When a patient is discharged from the hospital with new or changed medications, they are often at higher risk for rehospitalization. This could occur due to adverse effects of the medication, non-compliance or even the inability to afford the ordered medications. The items addressed in the Outcome Assessment and Information Set (OASIS) Section N focus on medications and can help clinicians report and prevent medication issues.
Home health providers must use OASIS-E beginning January 1, 2023. Providers need to be aware of changes to the OASIS instrument with this updated version. This is the eighth blog in the Axxess series reviewing each section.
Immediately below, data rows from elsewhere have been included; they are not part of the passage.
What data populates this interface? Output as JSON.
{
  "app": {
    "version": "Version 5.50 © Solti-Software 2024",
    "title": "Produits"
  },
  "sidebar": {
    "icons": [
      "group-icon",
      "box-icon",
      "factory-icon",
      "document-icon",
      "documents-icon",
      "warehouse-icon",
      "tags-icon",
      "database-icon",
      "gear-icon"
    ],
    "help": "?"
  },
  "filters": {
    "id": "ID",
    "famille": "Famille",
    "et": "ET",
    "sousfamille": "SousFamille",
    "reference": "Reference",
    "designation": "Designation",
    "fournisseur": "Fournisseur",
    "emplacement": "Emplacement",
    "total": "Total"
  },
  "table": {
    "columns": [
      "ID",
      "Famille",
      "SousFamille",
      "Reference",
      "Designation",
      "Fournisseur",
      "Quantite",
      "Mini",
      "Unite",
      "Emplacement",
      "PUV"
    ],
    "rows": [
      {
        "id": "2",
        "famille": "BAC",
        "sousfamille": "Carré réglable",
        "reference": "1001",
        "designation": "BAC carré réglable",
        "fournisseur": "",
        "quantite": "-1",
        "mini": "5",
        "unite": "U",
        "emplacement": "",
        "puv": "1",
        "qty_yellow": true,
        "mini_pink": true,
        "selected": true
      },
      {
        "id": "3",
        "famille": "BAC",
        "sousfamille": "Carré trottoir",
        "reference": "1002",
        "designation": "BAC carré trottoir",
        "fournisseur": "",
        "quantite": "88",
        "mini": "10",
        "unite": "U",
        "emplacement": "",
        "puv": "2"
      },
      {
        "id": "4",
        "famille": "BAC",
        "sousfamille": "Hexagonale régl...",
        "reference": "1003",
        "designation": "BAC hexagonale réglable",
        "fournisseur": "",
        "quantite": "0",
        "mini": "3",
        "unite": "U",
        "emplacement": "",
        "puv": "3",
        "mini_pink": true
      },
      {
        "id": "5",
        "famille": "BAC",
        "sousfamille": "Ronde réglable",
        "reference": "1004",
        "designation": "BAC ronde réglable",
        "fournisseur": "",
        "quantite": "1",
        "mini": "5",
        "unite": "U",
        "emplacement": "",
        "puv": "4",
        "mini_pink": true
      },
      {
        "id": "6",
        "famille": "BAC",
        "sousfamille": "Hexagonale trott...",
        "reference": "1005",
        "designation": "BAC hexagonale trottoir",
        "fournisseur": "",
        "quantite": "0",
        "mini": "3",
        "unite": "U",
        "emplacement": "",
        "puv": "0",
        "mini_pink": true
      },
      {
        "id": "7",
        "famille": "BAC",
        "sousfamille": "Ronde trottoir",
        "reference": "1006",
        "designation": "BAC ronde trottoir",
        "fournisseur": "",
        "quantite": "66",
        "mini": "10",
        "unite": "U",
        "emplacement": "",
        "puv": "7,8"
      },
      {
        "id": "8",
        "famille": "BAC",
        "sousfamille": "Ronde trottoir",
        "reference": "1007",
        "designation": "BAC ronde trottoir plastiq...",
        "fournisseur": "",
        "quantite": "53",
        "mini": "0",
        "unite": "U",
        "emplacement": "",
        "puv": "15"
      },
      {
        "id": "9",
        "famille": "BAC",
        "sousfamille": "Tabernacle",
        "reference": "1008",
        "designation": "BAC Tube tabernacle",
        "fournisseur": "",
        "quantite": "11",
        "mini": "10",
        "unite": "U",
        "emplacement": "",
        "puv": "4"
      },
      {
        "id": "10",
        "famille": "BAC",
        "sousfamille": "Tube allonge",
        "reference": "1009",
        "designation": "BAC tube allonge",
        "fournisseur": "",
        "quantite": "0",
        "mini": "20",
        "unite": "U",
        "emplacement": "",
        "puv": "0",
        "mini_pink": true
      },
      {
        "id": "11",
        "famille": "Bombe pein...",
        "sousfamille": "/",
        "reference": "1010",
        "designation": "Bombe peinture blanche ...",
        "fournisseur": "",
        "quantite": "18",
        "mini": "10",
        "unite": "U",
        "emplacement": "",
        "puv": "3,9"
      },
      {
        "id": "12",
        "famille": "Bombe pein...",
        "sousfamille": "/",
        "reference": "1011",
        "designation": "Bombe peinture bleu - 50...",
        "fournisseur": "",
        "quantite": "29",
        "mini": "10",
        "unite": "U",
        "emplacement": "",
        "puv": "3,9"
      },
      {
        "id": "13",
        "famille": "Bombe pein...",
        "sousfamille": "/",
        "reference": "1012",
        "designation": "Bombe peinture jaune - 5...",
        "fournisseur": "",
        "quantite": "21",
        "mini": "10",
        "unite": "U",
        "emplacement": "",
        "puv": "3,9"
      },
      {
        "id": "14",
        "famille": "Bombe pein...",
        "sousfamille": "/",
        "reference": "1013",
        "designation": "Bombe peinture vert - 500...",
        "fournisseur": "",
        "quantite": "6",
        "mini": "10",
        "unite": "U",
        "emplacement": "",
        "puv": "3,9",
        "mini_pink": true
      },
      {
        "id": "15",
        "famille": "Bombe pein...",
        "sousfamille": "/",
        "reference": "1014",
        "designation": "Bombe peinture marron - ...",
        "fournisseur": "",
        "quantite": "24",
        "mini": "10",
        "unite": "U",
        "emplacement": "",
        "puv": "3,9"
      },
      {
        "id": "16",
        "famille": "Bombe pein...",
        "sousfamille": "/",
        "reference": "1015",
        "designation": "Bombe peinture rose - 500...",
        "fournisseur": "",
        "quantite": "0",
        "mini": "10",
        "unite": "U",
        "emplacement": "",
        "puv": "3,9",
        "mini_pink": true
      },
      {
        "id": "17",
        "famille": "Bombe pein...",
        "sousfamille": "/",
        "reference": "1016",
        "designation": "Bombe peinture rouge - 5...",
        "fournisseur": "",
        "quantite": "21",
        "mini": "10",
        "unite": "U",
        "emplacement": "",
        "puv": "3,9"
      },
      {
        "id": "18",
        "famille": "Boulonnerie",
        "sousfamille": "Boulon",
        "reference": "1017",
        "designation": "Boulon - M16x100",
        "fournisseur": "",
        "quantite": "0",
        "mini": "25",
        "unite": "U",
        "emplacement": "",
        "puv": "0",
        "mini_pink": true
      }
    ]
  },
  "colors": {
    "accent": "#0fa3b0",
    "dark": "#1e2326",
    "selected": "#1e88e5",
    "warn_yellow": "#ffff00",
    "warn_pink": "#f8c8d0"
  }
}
New Item in OASIS-E Section N
Much of Section N relates to the OASIS medication items clinicians are accustomed to completing. The one addition to the assessment is N0415, which addresses the use and indication of high-risk drug classes. OASIS-E indicates that patients taking these high-risk medications are at higher risk for side effects that can negatively affect their health, safety, quality of life and outcomes at discharge. It is a requirement in the Conditions of Participation at §484.55(c)(4) that all medications the patient is prescribed be reconciled at the start of care, resumption of care and discharge. High-risk drugs should be carefully noted. They can adversely interact with other medications prescribed, affect patient behavior and add balance and fall risks.
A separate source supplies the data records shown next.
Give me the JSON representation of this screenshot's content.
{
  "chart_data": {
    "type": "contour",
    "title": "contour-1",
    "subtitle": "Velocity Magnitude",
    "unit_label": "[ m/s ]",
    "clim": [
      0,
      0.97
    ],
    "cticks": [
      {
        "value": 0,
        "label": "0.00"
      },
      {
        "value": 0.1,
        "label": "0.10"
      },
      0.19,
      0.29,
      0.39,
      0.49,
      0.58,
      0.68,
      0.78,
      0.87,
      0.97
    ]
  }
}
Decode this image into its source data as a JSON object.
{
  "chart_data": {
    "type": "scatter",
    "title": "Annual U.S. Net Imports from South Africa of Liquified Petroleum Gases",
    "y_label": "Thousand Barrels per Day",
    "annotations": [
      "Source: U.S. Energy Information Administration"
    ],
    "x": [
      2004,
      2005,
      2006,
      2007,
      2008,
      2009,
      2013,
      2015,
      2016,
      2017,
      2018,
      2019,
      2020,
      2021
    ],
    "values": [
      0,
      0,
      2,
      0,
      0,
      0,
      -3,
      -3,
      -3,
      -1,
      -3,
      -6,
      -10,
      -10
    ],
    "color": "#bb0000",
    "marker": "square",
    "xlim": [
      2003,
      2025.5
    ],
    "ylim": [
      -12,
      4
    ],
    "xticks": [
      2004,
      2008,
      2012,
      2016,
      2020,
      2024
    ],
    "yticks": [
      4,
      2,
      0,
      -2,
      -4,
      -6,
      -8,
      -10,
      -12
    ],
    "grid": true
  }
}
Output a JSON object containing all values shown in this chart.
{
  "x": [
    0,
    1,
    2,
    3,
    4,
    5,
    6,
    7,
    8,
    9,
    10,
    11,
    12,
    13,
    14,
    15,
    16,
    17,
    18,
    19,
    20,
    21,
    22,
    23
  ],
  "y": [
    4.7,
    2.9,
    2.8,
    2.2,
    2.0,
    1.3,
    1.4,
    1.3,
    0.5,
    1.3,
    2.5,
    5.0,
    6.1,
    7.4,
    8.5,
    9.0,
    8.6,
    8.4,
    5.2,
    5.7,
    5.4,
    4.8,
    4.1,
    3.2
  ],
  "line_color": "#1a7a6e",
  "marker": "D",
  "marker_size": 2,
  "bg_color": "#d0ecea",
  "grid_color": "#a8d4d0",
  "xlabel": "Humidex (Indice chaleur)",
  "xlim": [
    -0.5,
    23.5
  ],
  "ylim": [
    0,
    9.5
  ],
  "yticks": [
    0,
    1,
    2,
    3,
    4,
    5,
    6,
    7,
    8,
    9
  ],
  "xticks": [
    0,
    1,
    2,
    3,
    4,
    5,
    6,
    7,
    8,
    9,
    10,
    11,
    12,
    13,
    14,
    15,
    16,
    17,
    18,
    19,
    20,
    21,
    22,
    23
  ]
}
N0415 requires clinicians assess each of these drugs and indicate if the patient is taking the drug and why the patient is taking it. It’s important the clinician takes the time to research the drug and review medical history documentation to understand why the medication is being taken.
Barriers for Providers
Therapists completing OASIS-E could have difficulty reconciling the medication list quickly. The Conditions of Participation’s interpretive guidelines indicate, “In rehabilitation therapy only cases, the patient’s therapist must submit a list of patient medications, which the therapist must collect during the comprehensive assessment, to an HHA nurse for review. The HHA should contact the physician if indicated.” It is important for a nurse to perform the medication reconciliation and relay the results to the physician and therapist promptly. While the therapist can answer the items listed, reconciliation and some research may be needed to provide the most accurate information in the assessment.
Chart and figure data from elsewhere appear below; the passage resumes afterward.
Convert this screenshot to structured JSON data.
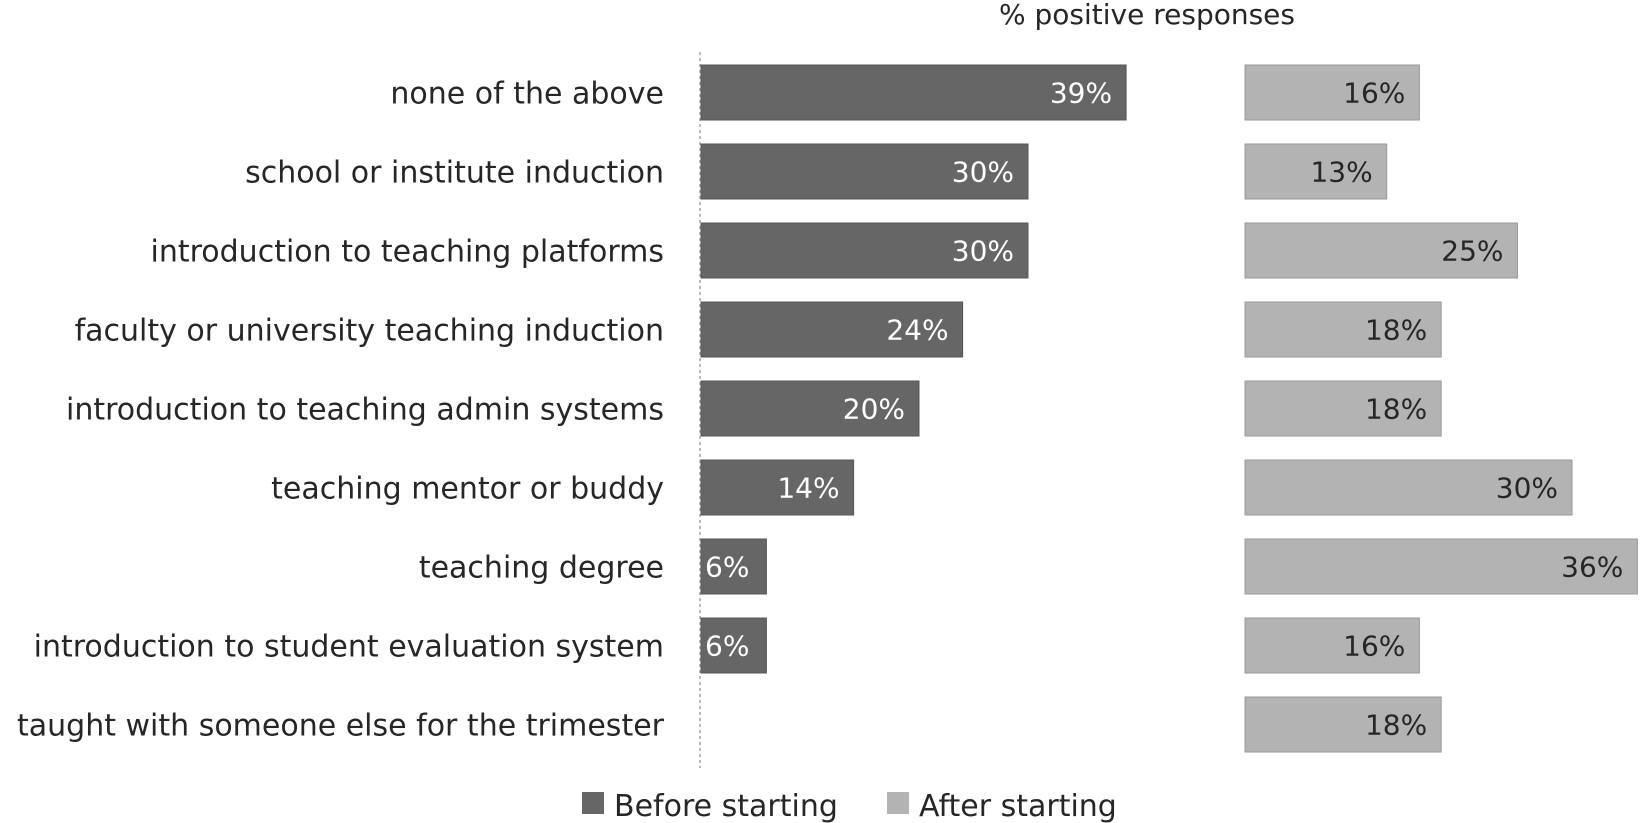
{
  "chart_data": {
    "type": "bar",
    "orientation": "horizontal",
    "title": "% positive responses",
    "categories": [
      "none of the above",
      "school or institute induction",
      "introduction to teaching platforms",
      "faculty or university teaching induction",
      "introduction to teaching admin systems",
      "teaching mentor or buddy",
      "teaching degree",
      "introduction to student evaluation system",
      "taught with someone else for the trimester"
    ],
    "series": [
      {
        "name": "Before starting",
        "color": "#666666",
        "label_color": "#ffffff",
        "values": [
          39,
          30,
          30,
          24,
          20,
          14,
          6,
          6,
          null
        ],
        "labels": [
          "39%",
          "30%",
          "30%",
          "24%",
          "20%",
          "14%",
          "6%",
          "6%",
          ""
        ]
      },
      {
        "name": "After starting",
        "color": "#b3b3b3",
        "label_color": "#262626",
        "values": [
          16,
          13,
          25,
          18,
          18,
          30,
          36,
          16,
          18
        ],
        "labels": [
          "16%",
          "13%",
          "25%",
          "18%",
          "18%",
          "30%",
          "36%",
          "16%",
          "18%"
        ]
      }
    ],
    "xlim": [
      0,
      40
    ],
    "legend": "bottom",
    "grid": false
  }
}
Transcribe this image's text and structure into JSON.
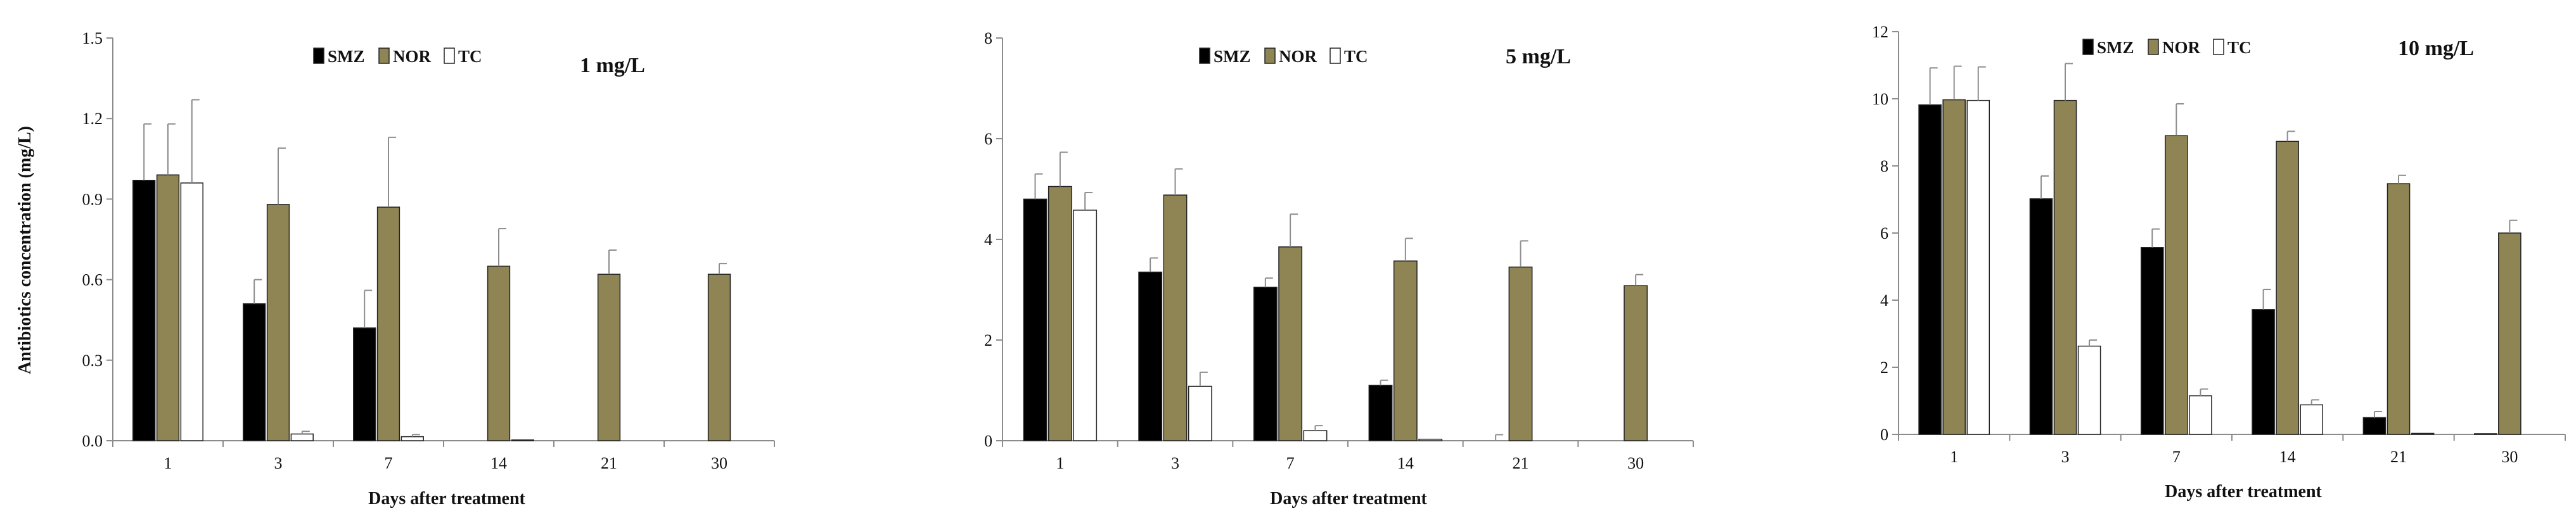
{
  "colors": {
    "SMZ": "#000000",
    "NOR": "#8f8554",
    "TC": "#ffffff",
    "axis": "#8c8c8c",
    "err": "#8c8c8c"
  },
  "chart_data": [
    {
      "type": "bar",
      "concentration_label": "1 mg/L",
      "xlabel": "Days after treatment",
      "ylabel": "Antibiotics concentration (mg/L)",
      "categories": [
        "1",
        "3",
        "7",
        "14",
        "21",
        "30"
      ],
      "ylim": [
        0,
        1.5
      ],
      "yticks": [
        "0.0",
        "0.3",
        "0.6",
        "0.9",
        "1.2",
        "1.5"
      ],
      "legend": [
        "SMZ",
        "NOR",
        "TC"
      ],
      "legend_placement": "top-center",
      "series": [
        {
          "name": "SMZ",
          "values": [
            0.97,
            0.51,
            0.42,
            0,
            0,
            0
          ],
          "errors": [
            0.21,
            0.09,
            0.14,
            0,
            0,
            0
          ]
        },
        {
          "name": "NOR",
          "values": [
            0.99,
            0.88,
            0.87,
            0.65,
            0.62,
            0.62
          ],
          "errors": [
            0.19,
            0.21,
            0.26,
            0.14,
            0.09,
            0.04
          ]
        },
        {
          "name": "TC",
          "values": [
            0.96,
            0.025,
            0.015,
            0.003,
            0,
            0
          ],
          "errors": [
            0.31,
            0.01,
            0.008,
            0,
            0,
            0
          ]
        }
      ]
    },
    {
      "type": "bar",
      "concentration_label": "5 mg/L",
      "xlabel": "Days after treatment",
      "ylabel": "",
      "categories": [
        "1",
        "3",
        "7",
        "14",
        "21",
        "30"
      ],
      "ylim": [
        0,
        8
      ],
      "yticks": [
        "0",
        "2",
        "4",
        "6",
        "8"
      ],
      "legend": [
        "SMZ",
        "NOR",
        "TC"
      ],
      "legend_placement": "top-center",
      "series": [
        {
          "name": "SMZ",
          "values": [
            4.8,
            3.35,
            3.05,
            1.1,
            0,
            0
          ],
          "errors": [
            0.5,
            0.28,
            0.18,
            0.1,
            0.12,
            0
          ]
        },
        {
          "name": "NOR",
          "values": [
            5.05,
            4.88,
            3.85,
            3.57,
            3.45,
            3.08
          ],
          "errors": [
            0.68,
            0.52,
            0.65,
            0.45,
            0.52,
            0.22
          ]
        },
        {
          "name": "TC",
          "values": [
            4.58,
            1.08,
            0.2,
            0.03,
            0,
            0
          ],
          "errors": [
            0.35,
            0.28,
            0.1,
            0,
            0,
            0
          ]
        }
      ]
    },
    {
      "type": "bar",
      "concentration_label": "10 mg/L",
      "xlabel": "Days after treatment",
      "ylabel": "",
      "categories": [
        "1",
        "3",
        "7",
        "14",
        "21",
        "30"
      ],
      "ylim": [
        0,
        12
      ],
      "yticks": [
        "0",
        "2",
        "4",
        "6",
        "8",
        "10",
        "12"
      ],
      "legend": [
        "SMZ",
        "NOR",
        "TC"
      ],
      "legend_placement": "top-center",
      "series": [
        {
          "name": "SMZ",
          "values": [
            9.82,
            7.02,
            5.57,
            3.72,
            0.5,
            0.02
          ],
          "errors": [
            1.1,
            0.68,
            0.55,
            0.6,
            0.18,
            0
          ]
        },
        {
          "name": "NOR",
          "values": [
            9.97,
            9.95,
            8.9,
            8.73,
            7.47,
            6.0
          ],
          "errors": [
            1.0,
            1.1,
            0.95,
            0.3,
            0.25,
            0.38
          ]
        },
        {
          "name": "TC",
          "values": [
            9.95,
            2.63,
            1.15,
            0.88,
            0.03,
            0
          ],
          "errors": [
            1.0,
            0.18,
            0.2,
            0.15,
            0,
            0
          ]
        }
      ]
    }
  ]
}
Tips for Completing OASIS-E Section N
Clinicians should keep in mind that many drugs are used for reasons other than routine indications. For instance, Wellbutrin is typically used for depression, but is often used for cessation of smoking. Clinicians need to get accurate information as to why certain high-risk drugs are ordered for each patient.
Clinicians should ensure the information gathered and documented for N0415 is coordinated with all other medication items addressed in this section. They should communicate with individual care practitioners, family members and caregivers to get the most accurate information, and they must continue to communicate about any other medication changes or additions.
Lack of medication reconciliation can lead to medication mistakes, discrepancies and adverse drug interactions. Patients with low health literacy and complex medication plans have a much higher risk for rehospitalizations. Understanding and accurately completing OASIS-E Section N can help prevent future health concerns related to medications.